# Rate at Which 2 Masses & Springs Exchange Energy

1. Apr 8, 2007

### dimensionless

I ran some simulations with a two mass-three springs oscillator. I found that one mass would oscillate for a while and then almost stop. When that happened the other would start moving back and forth. Is there a way I can predict at what rate the masses will exchange energy?

2. Apr 9, 2007

### lpfr

Yes. If you write down the two differential equations, you can verify that the solution is a mix of two modes of oscillation.
a) One with the two masses en phase. In this case the central spring does nothing and the frequency is given just by the spring constant and the mass.
b) Another with the two masses in opposition of phase.
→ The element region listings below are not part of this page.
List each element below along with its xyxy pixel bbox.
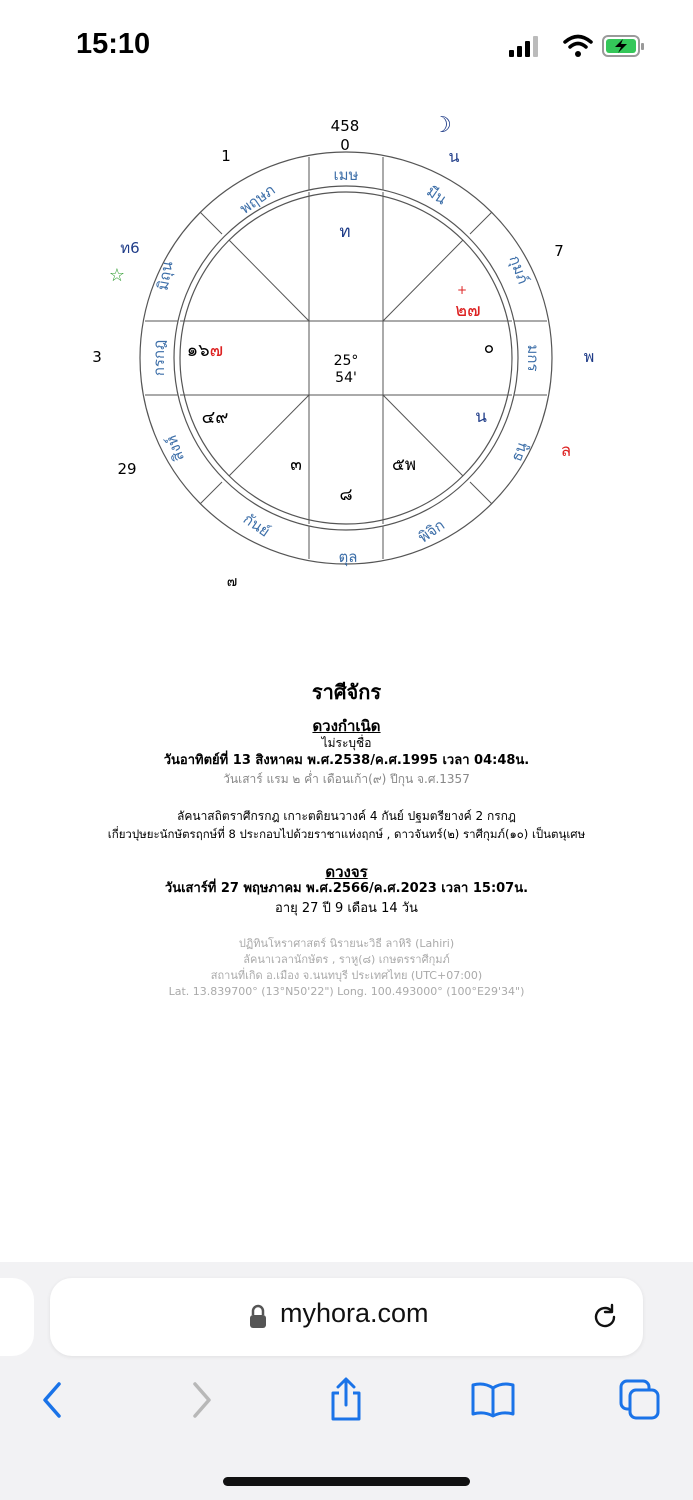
outer-label-3: 3 xyxy=(92,348,102,366)
sign-label: ตุล xyxy=(338,548,358,566)
person-name: ไม่ระบุชื่อ xyxy=(321,736,372,750)
outer-label-p: พ xyxy=(583,347,595,366)
age-line: อายุ 27 ปี 9 เดือน 14 วัน xyxy=(275,901,418,916)
sign-label: กรกฎ xyxy=(150,339,168,377)
browser-toolbar xyxy=(0,1262,693,1500)
nakshatra-line: เกี่ยวปุษยะนักษัตรฤกษ์ที่ 8 ประกอบไปด้วยราชาแห่งฤกษ์ , ดาวจันทร์(๒) ราศีกุมภ์(๑๐) เป็นตนุเศษ xyxy=(107,827,586,841)
footer-line-2: ลัคนาเวลานักษัตร , ราหู(๘) เกษตรราศีกุมภ์ xyxy=(243,953,450,966)
reload-icon[interactable] xyxy=(590,1302,620,1332)
sign-label: กันย์ xyxy=(239,509,274,541)
share-button[interactable] xyxy=(316,1370,376,1430)
book-icon xyxy=(470,1380,516,1420)
house-left-upper xyxy=(187,340,223,361)
house-bottom: ๘ xyxy=(339,485,353,505)
status-time: 15:10 xyxy=(76,28,151,60)
outer-label-1: 1 xyxy=(221,147,231,165)
sign-label: ธนู xyxy=(507,439,531,464)
house-left-lower: ๔๙ xyxy=(201,407,229,428)
outer-label-l: ล xyxy=(560,441,572,461)
previous-tab-pill[interactable] xyxy=(0,1278,34,1356)
forward-button[interactable] xyxy=(172,1370,232,1430)
center-minute: 54' xyxy=(335,370,357,386)
house-left-upper-red: ๗ xyxy=(209,340,224,361)
house-topright: ๒๗ xyxy=(455,300,481,321)
footer-line-1: ปฏิทินโหราศาสตร์ นิรายนะวิธี ลาหิริ (Lahiri) xyxy=(238,937,455,950)
url-text: myhora.com xyxy=(280,1298,429,1328)
rasi-chart xyxy=(0,100,693,600)
moon-icon: ☽ xyxy=(432,113,452,138)
sign-label: กุมภ์ xyxy=(505,253,533,287)
outer-label-29: 29 xyxy=(117,460,137,478)
footer-line-4: Lat. 13.839700° (13°N50'22") Long. 100.493000° (100°E29'34") xyxy=(168,985,525,998)
chevron-right-icon xyxy=(187,1380,217,1420)
outer-label-7: 7 xyxy=(554,242,564,260)
sign-label: สิงห์ xyxy=(162,432,189,464)
outer-label-thai7: ๗ xyxy=(226,574,238,590)
outer-label-n: น xyxy=(448,147,460,166)
house-top: ท xyxy=(339,222,351,242)
chevron-left-icon xyxy=(37,1380,67,1420)
tabs-icon xyxy=(618,1378,662,1422)
status-bar xyxy=(0,0,693,90)
sign-label: มกร xyxy=(524,344,542,372)
tabs-button[interactable] xyxy=(610,1370,670,1430)
house-left-upper-black: ๑๖ xyxy=(186,340,210,361)
transit-line: วันเสาร์ที่ 27 พฤษภาคม พ.ศ.2566/ค.ศ.2023 เวลา 15:07น. xyxy=(164,881,529,896)
home-indicator xyxy=(223,1477,470,1486)
birth-line: วันอาทิตย์ที่ 13 สิงหาคม พ.ศ.2538/ค.ศ.1995 เวลา 04:48น. xyxy=(163,753,530,768)
battery-icon xyxy=(603,36,644,56)
back-button[interactable] xyxy=(22,1370,82,1430)
signal-icon xyxy=(509,36,538,57)
sign-label: เมษ xyxy=(333,166,359,184)
footer-line-3: สถานที่เกิด อ.เมือง จ.นนทบุรี ประเทศไทย (UTC+07:00) xyxy=(210,969,483,982)
lunar-line: วันเสาร์ แรม ๒ ค่ำ เดือนเก้า(๙) ปีกุน จ.ศ.1357 xyxy=(223,772,470,786)
sign-label: มิถุน xyxy=(153,259,177,292)
outer-label-t6: ท6 xyxy=(120,239,140,257)
lock-icon xyxy=(248,1304,268,1330)
outer-label-458: 458 xyxy=(330,117,360,135)
house-bottomleft: ๓ xyxy=(290,455,302,475)
outer-label-0: 0 xyxy=(340,136,350,154)
star-icon: ☆ xyxy=(108,265,126,286)
status-icons xyxy=(507,32,647,64)
house-bottomright-n: น xyxy=(475,407,487,427)
wifi-icon xyxy=(565,37,591,58)
sign-label: พฤษภ xyxy=(236,180,279,218)
bookmarks-button[interactable] xyxy=(463,1370,523,1430)
sign-label: มีน xyxy=(423,182,450,209)
lagna-line: ลัคนาสถิตราศีกรกฎ เกาะตติยนวางค์ 4 กันย์ ปฐมตรียางค์ 2 กรกฎ xyxy=(176,809,516,823)
address-bar[interactable] xyxy=(50,1278,643,1356)
house-bottomright: ๕พ xyxy=(391,455,417,475)
transit-heading: ดวงจร xyxy=(325,863,368,881)
page-title: ราศีจักร xyxy=(311,680,382,704)
house-topright-plus: + xyxy=(456,283,468,297)
center-degree: 25° xyxy=(333,353,359,369)
share-icon xyxy=(326,1377,366,1423)
sign-label: พิจิก xyxy=(414,515,448,547)
house-right: ๐ xyxy=(483,338,495,358)
natal-heading: ดวงกำเนิด xyxy=(312,717,381,735)
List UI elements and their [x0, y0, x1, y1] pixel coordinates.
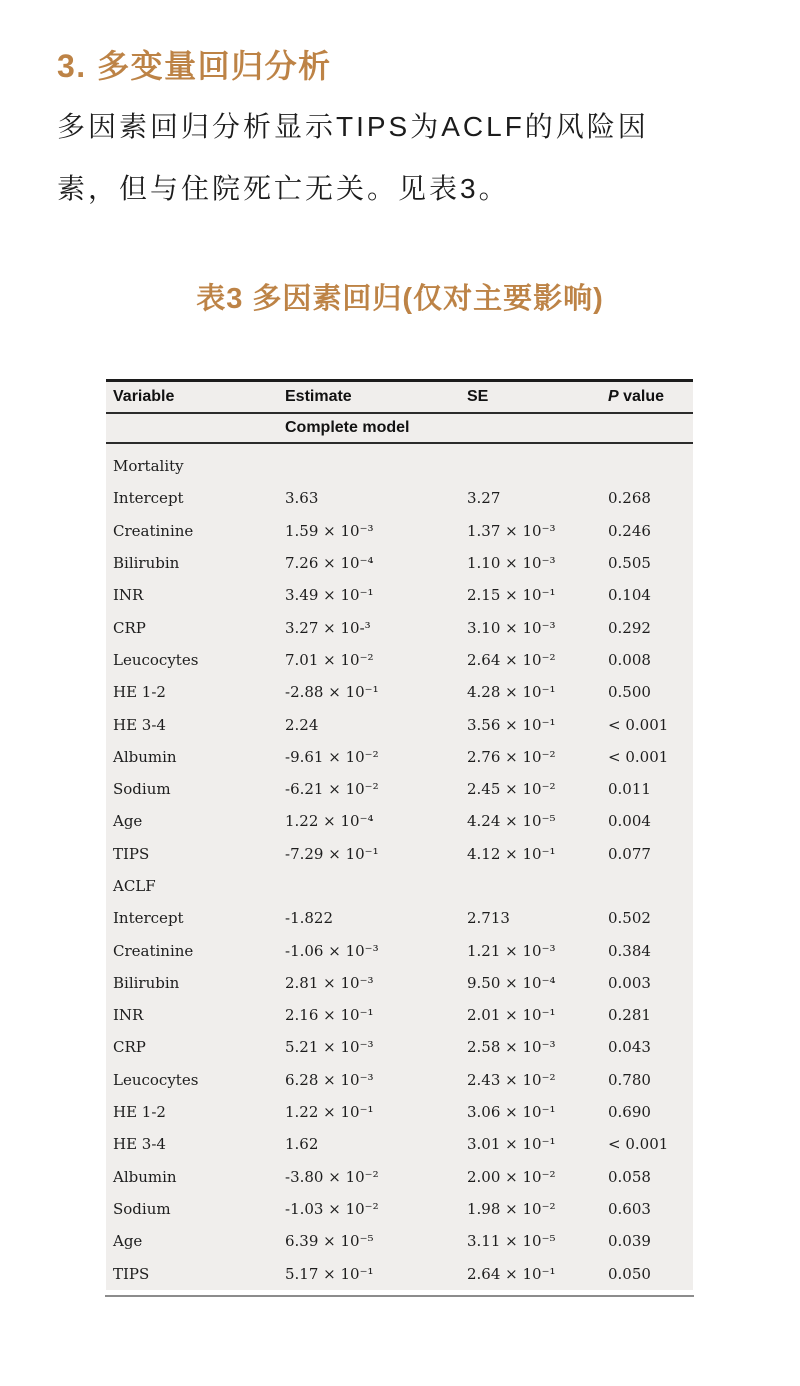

This time the frequency is higher.
When you add the two modes, you should obtain something like: $$[y_1]=A_1\cos\omega_1t + A_2\cos\omega_2t$$
$$[y_2]=A_1\cos\omega_1t - A_2\cos\omega_2t$$
You can work this result in the form:
$$\cos\left({\omega_1+\omega_2\over 2}t\right) \cos\left({\omega_1-\omega_2\over 2}t\right)$$
This gives and oscillation at the mean frequency, modulated by a sinusoid at half the frequency difference.
As you kown the dependency of energy with amplitude, you can work the power transfer between the two masses.

Last edited: Apr 9, 2007
3. Apr 9, 2007

### dimensionless

It looks like your using the identity
$$cos{C} + cos{B} = 2 cos{\frac{C+B}{2}}cos{\frac{C-B}{2}}$$
Would this identity still work if my coefficient for $$y_{n}$$ have values other than $$A_{n} = 1$$?

Last edited: Apr 9, 2007
4. Apr 9, 2007

### lpfr

Not directly, but you can always split things as:
$$[y_1]=A_1\cos\omega_1t + A_2\cos\omega_2t= A_1\left(\cos\omega_1t + \cos\omega_2t \right) + (A_2-A_1) \cos\omega_2t$$
There is a constant amplitude term and a variable one.

5. Apr 9, 2007

### dimensionless

If I implement the identity from here, won't it more or less bring me back to where I started? My goal is to figure out the rate at which the masses exchange energy.

6. Apr 9, 2007

### lpfr

Do as you like. But I know what I said.